Markov optimal stopping time infite horizon

57 Views Asked by At

I would like to show the following statement:

Let $\{X_t:t\geqslant 1\}$ be a Markov chain, with finite states $S$ and transition probabilies $p_{ij}, i,j\in S$. Let $S_r$ and $S_t$ its recurrent and transient states. Let $g: S \to\mathbb R^+$ such that $g(s) = 0, \forall s \in S_r$. Let $T$ be the set of stopping times over $τ = 1,2,3,\ldots$ that is $τ\in T $ is a random variable, its values are in $\mathbb N$, and $\{τ = t\}\in\sigma(X_1,\ldots,X_t)$ for each $t\in\mathbb N$.

Given an initial value $X_1 = i$ let's define the optimal stopping problem as $v^*(i)$ such as $$v^*(i) = \sup\{E_i[g(Xτ)] : τ ∈T\}$$ where $E_i$ is the expected value when the initial value of the chain equals $i$.
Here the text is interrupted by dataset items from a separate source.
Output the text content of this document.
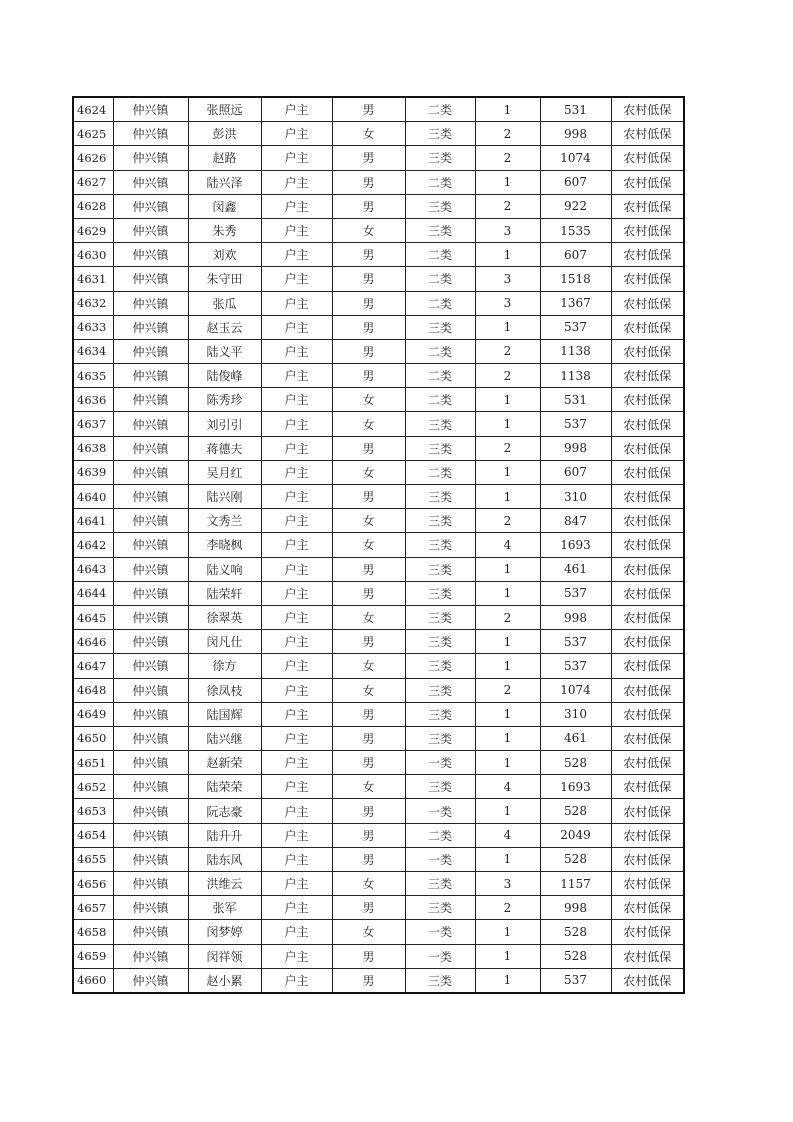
4624	仲兴镇	张照远	户主	男	二类	1	531	农村低保
4625	仲兴镇	彭洪	户主	女	三类	2	998	农村低保
4626	仲兴镇	赵路	户主	男	三类	2	1074	农村低保
4627	仲兴镇	陆兴泽	户主	男	二类	1	607	农村低保
4628	仲兴镇	闵鑫	户主	男	三类	2	922	农村低保
4629	仲兴镇	朱秀	户主	女	三类	3	1535	农村低保
4630	仲兴镇	刘欢	户主	男	二类	1	607	农村低保
4631	仲兴镇	朱守田	户主	男	二类	3	1518	农村低保
4632	仲兴镇	张瓜	户主	男	二类	3	1367	农村低保
4633	仲兴镇	赵玉云	户主	男	三类	1	537	农村低保
4634	仲兴镇	陆义平	户主	男	二类	2	1138	农村低保
4635	仲兴镇	陆俊峰	户主	男	二类	2	1138	农村低保
4636	仲兴镇	陈秀珍	户主	女	二类	1	531	农村低保
4637	仲兴镇	刘引引	户主	女	三类	1	537	农村低保
4638	仲兴镇	蒋德夫	户主	男	三类	2	998	农村低保
4639	仲兴镇	吴月红	户主	女	二类	1	607	农村低保
4640	仲兴镇	陆兴刚	户主	男	三类	1	310	农村低保
4641	仲兴镇	文秀兰	户主	女	三类	2	847	农村低保
4642	仲兴镇	李晓枫	户主	女	三类	4	1693	农村低保
4643	仲兴镇	陆义响	户主	男	三类	1	461	农村低保
4644	仲兴镇	陆荣轩	户主	男	三类	1	537	农村低保
4645	仲兴镇	徐翠英	户主	女	三类	2	998	农村低保
4646	仲兴镇	闵凡仕	户主	男	三类	1	537	农村低保
4647	仲兴镇	徐方	户主	女	三类	1	537	农村低保
4648	仲兴镇	徐凤枝	户主	女	三类	2	1074	农村低保
4649	仲兴镇	陆国辉	户主	男	三类	1	310	农村低保
4650	仲兴镇	陆兴继	户主	男	三类	1	461	农村低保
4651	仲兴镇	赵新荣	户主	男	一类	1	528	农村低保
4652	仲兴镇	陆荣荣	户主	女	三类	4	1693	农村低保
4653	仲兴镇	阮志豪	户主	男	一类	1	528	农村低保
4654	仲兴镇	陆升升	户主	男	二类	4	2049	农村低保
4655	仲兴镇	陆东风	户主	男	一类	1	528	农村低保
4656	仲兴镇	洪维云	户主	女	三类	3	1157	农村低保
4657	仲兴镇	张军	户主	男	三类	2	998	农村低保
4658	仲兴镇	闵梦婷	户主	女	一类	1	528	农村低保
4659	仲兴镇	闵祥领	户主	男	一类	1	528	农村低保
4660	仲兴镇	赵小累	户主	男	三类	1	537	农村低保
Let's prove that $v^*$ is the unique solution of the equation: $$v(i) =\max \left\{g(i), \sum_{j} p_{ij} v(j)\right\}, \forall i \in S$$

where $v(i) = 0$, $i \in S_r$.

Moreover, the following assumption holds: $v^* $ is the minimum solution of the inequality system: $$ v(i) \geq \max \{g(i), \sum_{j} p_{ij} v(j)\}.$$

My approach: The equality to show reminds me the Wald–Bellman equation. There are some results regarding the Wald–Bellman equation and harmonic functions but i'm not sure how to show the uniqueness of the function. Furthermore, the Wald–Bellman results do not remark that $v(i) = 0, i\in S$.